K metro 0 – New Delhi – Per il quinto giorno consecutivo, nella notte tra lunedì 28 e martedì 29 aprile, le truppe pachistane hanno violato il cessate il fuoco lungo la Linea di controllo, il “confine provvisorio” che dal 1948 delimita il Kashmir amministrato dall’India da quello amministrato dal Pakistan. Il timore che si
K metro 0 – New Delhi – Per il quinto giorno consecutivo, nella notte tra lunedì 28 e martedì 29 aprile, le truppe pachistane hanno violato il cessate il fuoco lungo la Linea di controllo, il “confine provvisorio” che dal 1948 delimita il Kashmir amministrato dall’India da quello amministrato dal Pakistan.
Il timore che si arrivi a uno scontro militare tra India e Pakistan, due paesi dotati entrambi di armi nucleari, sta prendendo corpo dopo il via libera del premier indiano Modi alla “risposta militare” promessa da New Delhi all’indomani dell’attentato di martedì 22 aprile a Pahalgam, nel Kashmir amministrato dall’India, dove un commando di quattro terroristi – ancora a piede libero – ha ucciso 26 turisti: tutti uomini, la maggior parte hindu e un nepalese.
Nella serata del 29 aprile, al termine del vertice di sicurezza (alla presenza del ministro della difesa Rajnath Singh, del consigliere per la sicurezza nazionale Ajit Doval e dei capi delle forze armate indiane), Modi ha dato all’esercito “libertà operativa totale su modalità, obiettivi e tempistiche della nostra risposta”, confidando completamente “nelle abilità professionali delle forze armate indiane”.
New Delhi ha indicato che l’azione terroristica, rivendicata da un gruppo separatista locale legato al radicalismo islamico, avrebbe visto il coinvolgimento del Pakistan e ha varato una serie di misure contro Islamabad.

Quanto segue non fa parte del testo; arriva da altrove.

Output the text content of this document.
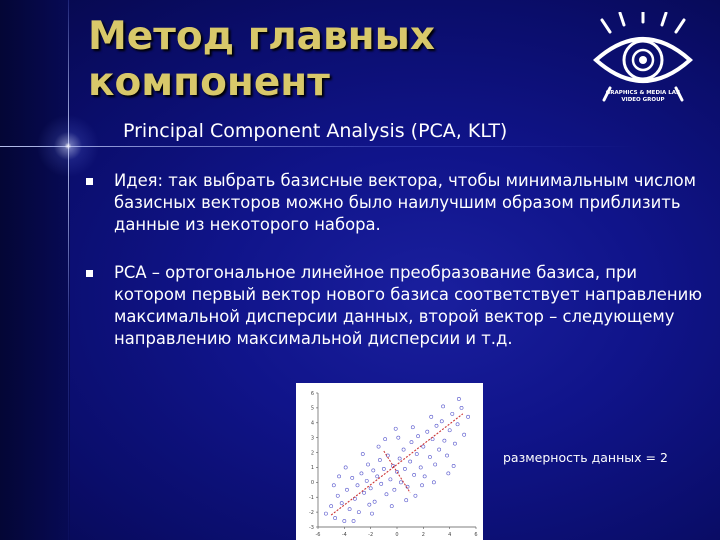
Метод главных
компонент
Principal Component Analysis (PCA, KLT)
GRAPHICS & MEDIA LAB
VIDEO GROUP
Идея: так выбрать базисные вектора, чтобы минимальным числом базисных векторов можно было наилучшим образом приблизить данные из некоторого набора.
PCA – ортогональное линейное преобразование базиса, при котором первый вектор нового базиса соответствует направлению максимальной дисперсии данных, второй вектор – следующему направлению максимальной дисперсии и т.д.
-6	-4	-2	0	2	4	6
6
5
4
3
2
1
0
-1
-2
-3

размерность данных = 2
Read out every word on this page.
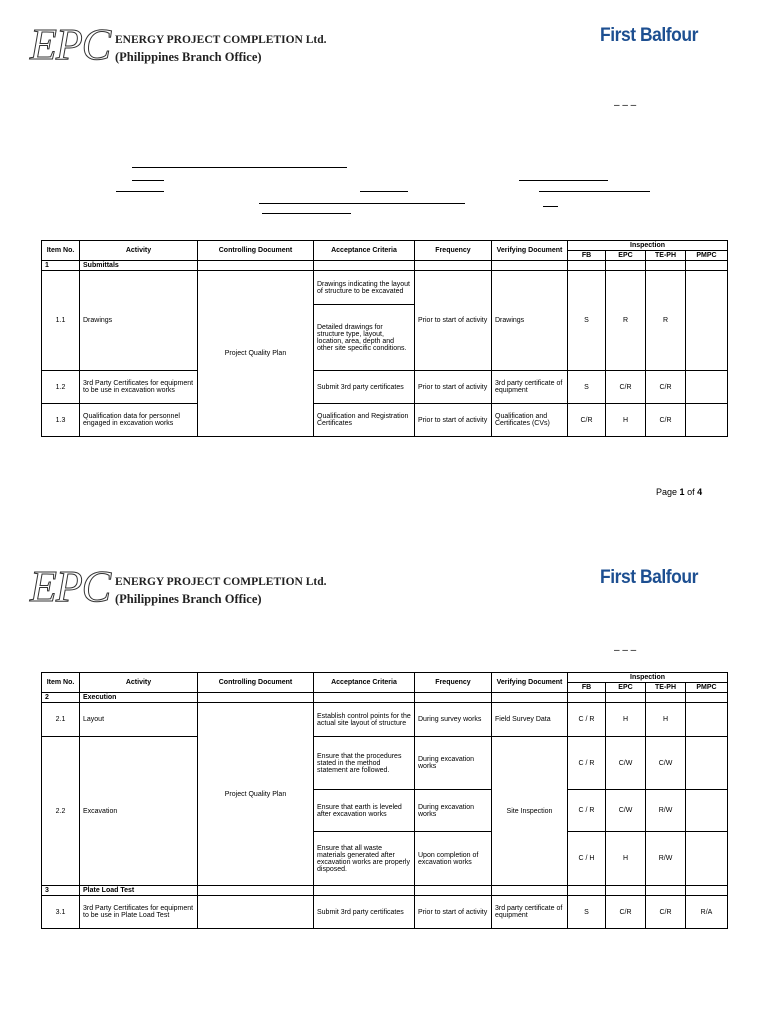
EPC ENERGY PROJECT COMPLETION Ltd.
(Philippines Branch Office)
First Balfour
– – –
Item No.	Activity	Controlling Document	Acceptance Criteria	Frequency	Verifying Document	Inspection			
						FB	EPC	TE-PH	PMPC
1	Submittals								
1.1	Drawings	Project Quality Plan	Drawings indicating the layout of structure to be excavated	Prior to start of activity	Drawings	S	R	R	
			Detailed drawings for structure type, layout, location, area, depth and other site specific conditions.						
1.2	3rd Party Certificates for equipment to be use in excavation works		Submit 3rd party certificates	Prior to start of activity	3rd party certificate of equipment	S	C/R	C/R	
1.3	Qualification data for personnel engaged in excavation works		Qualification and Registration Certificates	Prior to start of activity	Qualification and Certificates (CVs)	C/R	H	C/R	
Page 1 of 4
EPC ENERGY PROJECT COMPLETION Ltd.
(Philippines Branch Office)
First Balfour
– – –
Item No.	Activity	Controlling Document	Acceptance Criteria	Frequency	Verifying Document	Inspection			
						FB	EPC	TE-PH	PMPC
2	Execution								
2.1	Layout	Project Quality Plan	Establish control points for the actual site layout of structure	During survey works	Field Survey Data	C / R	H	H	
2.2	Excavation		Ensure that the procedures stated in the method statement are followed.	During excavation works	Site Inspection	C / R	C/W	C/W	
			Ensure that earth is leveled after excavation works	During excavation works		C / R	C/W	R/W	
			Ensure that all waste materials generated after excavation works are properly disposed.	Upon completion of excavation works		C / H	H	R/W	
3	Plate Load Test								
3.1	3rd Party Certificates for equipment to be use in Plate Load Test		Submit 3rd party certificates	Prior to start of activity	3rd party certificate of equipment	S	C/R	C/R	R/A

Il massacro di Pahalgam, segna l’attacco terroristico più mortale nel Kashmir amministrato dall’India dal 2019. Le vittime non erano soldati o funzionari, ma civili in vacanza in una delle destinazioni turistiche più pittoresche della regione, nota come “piccola Svizzera”, a circa 50 km dalla città principale, Rinagar.
Un attacco brutale e simbolico: per colpire non solo vite umane, ma anche un fragile senso di normalità, che lo Stato indiano ha lavorato duramente per diffondere nella regione contesa da New Delhi e Islambad.
L’escalation tra India e Pakistan colpisce anche i media: New Delhi ha bloccato 15 canali online pakistani (trasmessi via YouTube da organi d’informazione quali Dawn, Samaa TV, ARY News, Bol News, Raftar, Geo News e Suno News, ha affermato l’agenzia di stampa Press Trust of India) accusati di diffondere “provocazioni” sugli attentati della scorsa settimana.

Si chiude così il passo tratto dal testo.